Most tenants expect that rent will be increased year to year, when they renew their lease agreements. However, Hamilton landlords cannot raise the rent arbitrarily or excessively. There are several legal issues that need to be considered, and today we’re talking about how to increase your rent without gaining the approval of the Landlord and Tenant Board.
Deciding How Much to Increase Rent
It’s important not to raise the rent too much. If you have a good tenant in place who is paying rent on time and taking good care of your property, a dramatic rental increase might cause them to begin looking for another place to live that’s more affordable.
The legal rent increase guideline is 2.2 percent for the year 2020. When you decide to increase your rent between January and December of 2020, you must stay within that limit unless you’re willing to defend a higher increase in front of the Landlord and Tenant Board. In 2019, the limit is 1.8 percent, so any rental increases before the end of the year will need to meet that maximum.

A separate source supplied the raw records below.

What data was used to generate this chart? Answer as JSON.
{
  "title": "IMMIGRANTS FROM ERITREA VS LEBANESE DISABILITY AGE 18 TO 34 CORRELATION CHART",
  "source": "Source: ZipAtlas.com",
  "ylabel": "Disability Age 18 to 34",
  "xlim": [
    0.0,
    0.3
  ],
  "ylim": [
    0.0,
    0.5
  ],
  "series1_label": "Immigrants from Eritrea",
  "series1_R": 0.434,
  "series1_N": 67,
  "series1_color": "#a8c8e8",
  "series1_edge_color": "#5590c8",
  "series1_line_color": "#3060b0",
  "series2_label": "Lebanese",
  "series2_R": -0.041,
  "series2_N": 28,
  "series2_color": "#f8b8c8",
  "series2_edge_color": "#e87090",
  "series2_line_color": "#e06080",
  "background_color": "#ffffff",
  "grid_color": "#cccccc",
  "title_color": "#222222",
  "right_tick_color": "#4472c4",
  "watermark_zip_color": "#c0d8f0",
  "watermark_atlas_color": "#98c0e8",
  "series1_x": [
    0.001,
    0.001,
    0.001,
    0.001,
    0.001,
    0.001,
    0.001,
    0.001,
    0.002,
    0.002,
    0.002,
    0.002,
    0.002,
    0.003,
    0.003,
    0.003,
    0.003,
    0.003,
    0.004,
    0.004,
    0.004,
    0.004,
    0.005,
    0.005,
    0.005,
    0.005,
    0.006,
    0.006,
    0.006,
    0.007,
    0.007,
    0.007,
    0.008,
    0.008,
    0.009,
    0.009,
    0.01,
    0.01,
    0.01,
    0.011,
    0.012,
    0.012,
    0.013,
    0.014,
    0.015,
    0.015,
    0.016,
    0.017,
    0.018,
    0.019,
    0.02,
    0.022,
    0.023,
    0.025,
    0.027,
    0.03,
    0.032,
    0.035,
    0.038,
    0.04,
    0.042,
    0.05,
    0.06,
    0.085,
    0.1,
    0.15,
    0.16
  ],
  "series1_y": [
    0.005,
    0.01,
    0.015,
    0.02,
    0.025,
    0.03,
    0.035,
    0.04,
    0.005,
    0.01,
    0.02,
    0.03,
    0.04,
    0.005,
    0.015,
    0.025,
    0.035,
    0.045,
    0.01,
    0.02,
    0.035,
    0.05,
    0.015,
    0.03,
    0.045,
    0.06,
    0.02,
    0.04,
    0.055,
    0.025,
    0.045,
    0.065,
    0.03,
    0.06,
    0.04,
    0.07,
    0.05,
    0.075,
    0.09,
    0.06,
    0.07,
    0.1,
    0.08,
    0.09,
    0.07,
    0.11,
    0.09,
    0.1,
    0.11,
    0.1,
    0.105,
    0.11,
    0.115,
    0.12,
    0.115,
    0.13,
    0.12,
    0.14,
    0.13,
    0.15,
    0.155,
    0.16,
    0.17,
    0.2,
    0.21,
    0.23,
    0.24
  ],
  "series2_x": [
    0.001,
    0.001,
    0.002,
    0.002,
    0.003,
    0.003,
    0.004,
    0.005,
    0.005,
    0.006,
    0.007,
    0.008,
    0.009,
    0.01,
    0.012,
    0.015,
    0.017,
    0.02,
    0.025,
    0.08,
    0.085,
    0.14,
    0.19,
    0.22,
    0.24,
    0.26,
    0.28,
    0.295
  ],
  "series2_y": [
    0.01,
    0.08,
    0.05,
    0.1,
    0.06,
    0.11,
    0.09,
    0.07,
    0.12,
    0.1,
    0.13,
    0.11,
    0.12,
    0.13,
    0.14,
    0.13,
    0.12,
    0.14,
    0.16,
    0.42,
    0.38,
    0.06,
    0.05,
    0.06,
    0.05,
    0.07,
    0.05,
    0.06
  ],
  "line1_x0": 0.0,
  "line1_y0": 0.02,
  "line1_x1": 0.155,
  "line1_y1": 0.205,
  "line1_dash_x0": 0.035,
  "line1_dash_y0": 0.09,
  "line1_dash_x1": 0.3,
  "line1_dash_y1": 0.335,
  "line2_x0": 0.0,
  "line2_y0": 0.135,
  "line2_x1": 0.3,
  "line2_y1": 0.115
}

The limit on how much rent can be increased only applies to those properties covered by the Rental Tenancies Act. That doesn’t include commercial properties or even vacant units. So, if you don’t have a tenant in place and you’re looking for a new resident, you can establish any rental amount you want, even if it’s more than 2.2 percent of the rent you were previously charging.

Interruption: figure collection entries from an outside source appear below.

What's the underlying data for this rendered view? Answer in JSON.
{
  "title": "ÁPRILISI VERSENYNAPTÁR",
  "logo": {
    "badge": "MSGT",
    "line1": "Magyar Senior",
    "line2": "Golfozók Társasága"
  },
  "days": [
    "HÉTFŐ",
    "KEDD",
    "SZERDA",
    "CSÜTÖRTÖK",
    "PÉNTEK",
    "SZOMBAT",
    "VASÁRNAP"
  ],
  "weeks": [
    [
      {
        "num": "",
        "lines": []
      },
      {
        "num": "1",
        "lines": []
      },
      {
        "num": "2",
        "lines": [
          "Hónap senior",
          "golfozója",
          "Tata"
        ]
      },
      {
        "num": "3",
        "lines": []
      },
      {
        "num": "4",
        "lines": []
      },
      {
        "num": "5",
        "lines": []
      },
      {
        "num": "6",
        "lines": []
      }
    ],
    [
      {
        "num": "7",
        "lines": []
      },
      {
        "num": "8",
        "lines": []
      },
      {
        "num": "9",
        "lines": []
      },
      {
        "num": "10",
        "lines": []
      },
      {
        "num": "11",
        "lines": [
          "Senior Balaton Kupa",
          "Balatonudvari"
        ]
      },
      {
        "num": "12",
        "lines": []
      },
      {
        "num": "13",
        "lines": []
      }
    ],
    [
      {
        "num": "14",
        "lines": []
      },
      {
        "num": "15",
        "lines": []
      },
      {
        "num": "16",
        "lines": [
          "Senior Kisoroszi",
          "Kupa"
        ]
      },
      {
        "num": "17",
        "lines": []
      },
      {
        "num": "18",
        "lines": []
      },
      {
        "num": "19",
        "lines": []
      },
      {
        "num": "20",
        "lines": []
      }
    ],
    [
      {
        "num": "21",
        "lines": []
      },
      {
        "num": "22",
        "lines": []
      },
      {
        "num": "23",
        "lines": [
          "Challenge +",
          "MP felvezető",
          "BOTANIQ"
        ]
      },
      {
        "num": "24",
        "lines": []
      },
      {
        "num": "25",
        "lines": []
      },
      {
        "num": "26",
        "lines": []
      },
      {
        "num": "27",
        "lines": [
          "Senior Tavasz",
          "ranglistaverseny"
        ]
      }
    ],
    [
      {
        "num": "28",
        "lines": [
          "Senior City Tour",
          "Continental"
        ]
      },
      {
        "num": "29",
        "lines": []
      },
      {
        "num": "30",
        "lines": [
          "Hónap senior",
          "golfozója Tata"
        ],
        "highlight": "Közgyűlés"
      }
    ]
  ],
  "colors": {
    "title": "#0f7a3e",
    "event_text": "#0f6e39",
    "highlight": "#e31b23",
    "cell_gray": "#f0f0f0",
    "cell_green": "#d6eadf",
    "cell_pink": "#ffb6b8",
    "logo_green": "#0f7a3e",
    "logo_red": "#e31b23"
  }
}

When to Increase Your Rent
The law allows you to raise the rent 12 months after your last rental increase. You cannot raise your rent every three months, for example. You have to wait for the end of that year before you can raise it on tenants you have in place. When a new tenant first moves in, you can also raise the rent to whatever level you believe is competitive and meets the market demands.
Providing Written Notice of Rental Increases
Landlords are required to provide notice to their tenants before increasing the rent. A period of 90 days is the legal standard, and your lease agreement should reflect that. So, if you know that you’re going to raise the rent on the tenants currently living in your property on the first day of February in 2020, you’ll want to send that written notice to your residents by the third of November in 2019.
Accurately pricing your rental property has a distinct impact on how quickly you rent it, whether you retain good tenants, and how much money you earn. It’s an important consideration, whether you’re renting out one property or dozens of units in a building. Make sure you’re increasing your rent within the legal requirements, and always remember that tenant retention is often more profitable than a few extra dollars every month.